Published: August 12th, 2016
Categories: Medical Cannabis
Chronic pain is hard to treat. In fact, if you talk to an actual pain doctor, they'll quickly tell you they can't cure your pain; all they can do is help you manage it. For years, the first line of defense against pain has been opiate medications, but as a result, opiate addiction and related deaths are growing at astounding rates.
Could cannabis be just as effective? Or even help people beat addiction? Let's take a look and see:
Injuries or surgical error can damage nerves resulting in neuropathic pain. When this happens, the nerves go haywire and continue to send pain signals to the brain without any external stimulus. Neuropathic pain is very individual, but for most sufferers, it is fairly constant and can feel like burning, stabbing, aching, or tingling.
A team of Canadian researchers at a Montreal pain clinic knew that a small percentage of their patients used cannabis along with their pain medication with good results, so they decided to scientifically measure the effectiveness. They chose 45 of their patients and randomly rotated them through a placebo plus cannabis with either 2.5%, 6% or 9.4% THC, in addition to their normal meds.
The patients never knew which sample they were smoking at any given time, but they were told to use each one three times a day for five days in a row before moving to the next. Precise smoking instructions were included: inhale one time for 5 seconds, hold for 10, then exhale.
Very few people dropped out of the study, there were practically no side effects, and the difference in the average pain level dropped from 6.1 on a 10 point scale when taking the placebo to 5.4 with the strongest weed.
That doesn't look like a big difference, but if you've ever been in pain, any relief is welcome. The researchers concluded that cannabis does have analgesic (pain relieving) properties, but it would probably be better used as a complementary treatment instead of a complete replacement for traditional painkillers.
Israel already allows patients to use cannabis for pain relief, but researchers at the Ben-Gurion University wanted to know if cannabis improved the overall quality of life for pain patients.
They chose over 2,000 cancer and non-cancer patients who used cannabis to relieve their pain and interviewed them over the course of two years. Most (99.6%) had decided to try medical cannabis because traditional medication either didn't work or had terrible side effects. In the end, the researchers found that cannabis did, in fact, make a dramatic difference in the life of the participants.
Cannabis not only reduced the participants' pain but improved their overall mental state plus many of their other symptoms. During the trial, less than 10% of participants stopped using cannabis due to the side effects.
In 2012, over 26 million people worldwide were thought to have misused opioids on a regular basis or were outright addicted, with accidental overdoses are growing at an alarming rate. Curiously, overdoses are nearly 25% lower in US states that have legalized cannabis compared to those with restrictive policies.

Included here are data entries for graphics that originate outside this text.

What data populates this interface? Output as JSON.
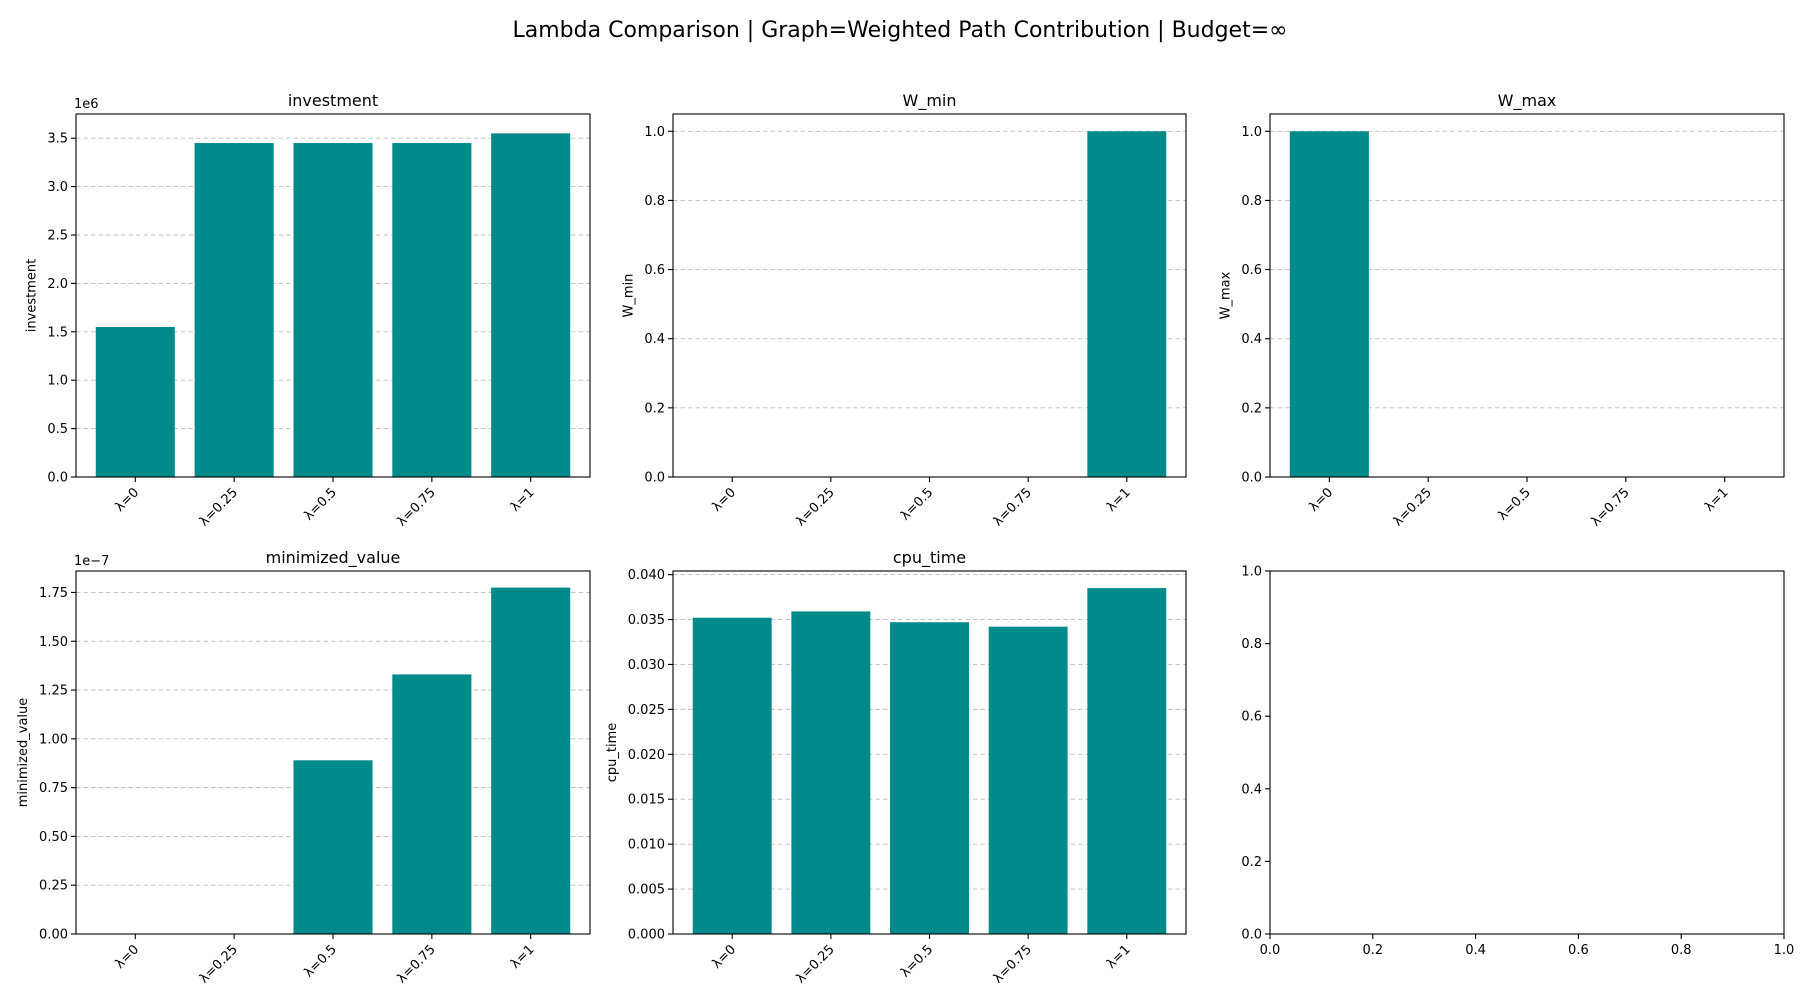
{
  "figure": {
    "title": "Lambda Comparison | Graph=Weighted Path Contribution | Budget=∞",
    "bar_color": "#008b8a"
  },
  "chart_data": [
    {
      "type": "bar",
      "title": "investment",
      "xlabel": "",
      "ylabel": "investment",
      "categories": [
        "λ=0",
        "λ=0.25",
        "λ=0.5",
        "λ=0.75",
        "λ=1"
      ],
      "values": [
        1550000,
        3450000,
        3450000,
        3450000,
        3550000
      ],
      "ylim": [
        0,
        3750000
      ],
      "yticks": [
        0,
        500000,
        1000000,
        1500000,
        2000000,
        2500000,
        3000000,
        3500000
      ],
      "ytick_labels": [
        "0.0",
        "0.5",
        "1.0",
        "1.5",
        "2.0",
        "2.5",
        "3.0",
        "3.5"
      ],
      "offset_label": "1e6",
      "grid": "y dashed"
    },
    {
      "type": "bar",
      "title": "W_min",
      "xlabel": "",
      "ylabel": "W_min",
      "categories": [
        "λ=0",
        "λ=0.25",
        "λ=0.5",
        "λ=0.75",
        "λ=1"
      ],
      "values": [
        0,
        0,
        0,
        0,
        1.0
      ],
      "ylim": [
        0,
        1.05
      ],
      "yticks": [
        0,
        0.2,
        0.4,
        0.6,
        0.8,
        1.0
      ],
      "ytick_labels": [
        "0.0",
        "0.2",
        "0.4",
        "0.6",
        "0.8",
        "1.0"
      ],
      "offset_label": "",
      "grid": "y dashed"
    },
    {
      "type": "bar",
      "title": "W_max",
      "xlabel": "",
      "ylabel": "W_max",
      "categories": [
        "λ=0",
        "λ=0.25",
        "λ=0.5",
        "λ=0.75",
        "λ=1"
      ],
      "values": [
        1.0,
        0,
        0,
        0,
        0
      ],
      "ylim": [
        0,
        1.05
      ],
      "yticks": [
        0,
        0.2,
        0.4,
        0.6,
        0.8,
        1.0
      ],
      "ytick_labels": [
        "0.0",
        "0.2",
        "0.4",
        "0.6",
        "0.8",
        "1.0"
      ],
      "offset_label": "",
      "grid": "y dashed"
    },
    {
      "type": "bar",
      "title": "minimized_value",
      "xlabel": "",
      "ylabel": "minimized_value",
      "categories": [
        "λ=0",
        "λ=0.25",
        "λ=0.5",
        "λ=0.75",
        "λ=1"
      ],
      "values": [
        0,
        0,
        8.9e-08,
        1.33e-07,
        1.775e-07
      ],
      "ylim": [
        0,
        1.86e-07
      ],
      "yticks": [
        0,
        2.5e-08,
        5e-08,
        7.5e-08,
        1e-07,
        1.25e-07,
        1.5e-07,
        1.75e-07
      ],
      "ytick_labels": [
        "0.00",
        "0.25",
        "0.50",
        "0.75",
        "1.00",
        "1.25",
        "1.50",
        "1.75"
      ],
      "offset_label": "1e−7",
      "grid": "y dashed"
    },
    {
      "type": "bar",
      "title": "cpu_time",
      "xlabel": "",
      "ylabel": "cpu_time",
      "categories": [
        "λ=0",
        "λ=0.25",
        "λ=0.5",
        "λ=0.75",
        "λ=1"
      ],
      "values": [
        0.0352,
        0.0359,
        0.0347,
        0.0342,
        0.0385
      ],
      "ylim": [
        0,
        0.0404
      ],
      "yticks": [
        0,
        0.005,
        0.01,
        0.015,
        0.02,
        0.025,
        0.03,
        0.035,
        0.04
      ],
      "ytick_labels": [
        "0.000",
        "0.005",
        "0.010",
        "0.015",
        "0.020",
        "0.025",
        "0.030",
        "0.035",
        "0.040"
      ],
      "offset_label": "",
      "grid": "y dashed"
    },
    {
      "type": "bar",
      "title": "",
      "xlabel": "",
      "ylabel": "",
      "categories": [],
      "values": [],
      "xlim": [
        0,
        1
      ],
      "ylim": [
        0,
        1
      ],
      "xticks": [
        0,
        0.2,
        0.4,
        0.6,
        0.8,
        1.0
      ],
      "xtick_labels": [
        "0.0",
        "0.2",
        "0.4",
        "0.6",
        "0.8",
        "1.0"
      ],
      "yticks": [
        0,
        0.2,
        0.4,
        0.6,
        0.8,
        1.0
      ],
      "ytick_labels": [
        "0.0",
        "0.2",
        "0.4",
        "0.6",
        "0.8",
        "1.0"
      ],
      "offset_label": "",
      "grid": "none"
    }
  ]
}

A medical marijuana program called Canna Care Docs in Massachusetts took notice and is now using cannabis to treat addiction to a variety of drugs including opiates, muscle relaxers, and benzos. So far, they have treated over 80 patients by giving them cannabis to manage their symptoms while slowly tapering them off their other medications with about a 75% success rate.
While some would argue that they're only trading one drug for another, no one can deny that cannabis is safer, with fewer side effects and no chance of overdose. If nothing else, this substitution would save lives.
Although California and other states have been unofficially using cannabis to treat both pain and addiction for some time, Maine could be the first state to add heroin and painkiller addiction to the list of conditions that qualify patients to receive medical marijuana.
Over 30 people testified at a recent public hearing in Maine to let government officials know how cannabis had helped them. Most notably were a 23-year-old Britney Lashier, who reported that cannabis helped her overcome a heroin addiction and 50-year-old Joseph Legendre who told of the relief he found in cannabis after 26 years of chronic back pain.
Whether or not researchers or national governments agree, real people just like you and me are using cannabis with great success as either their sole treatment for chronic pain or to reduce the amount of painkillers they need to take. As the research catches up to the anecdotal evidence, we can only hope that this safe, effective medical option will be readily available and legal for all.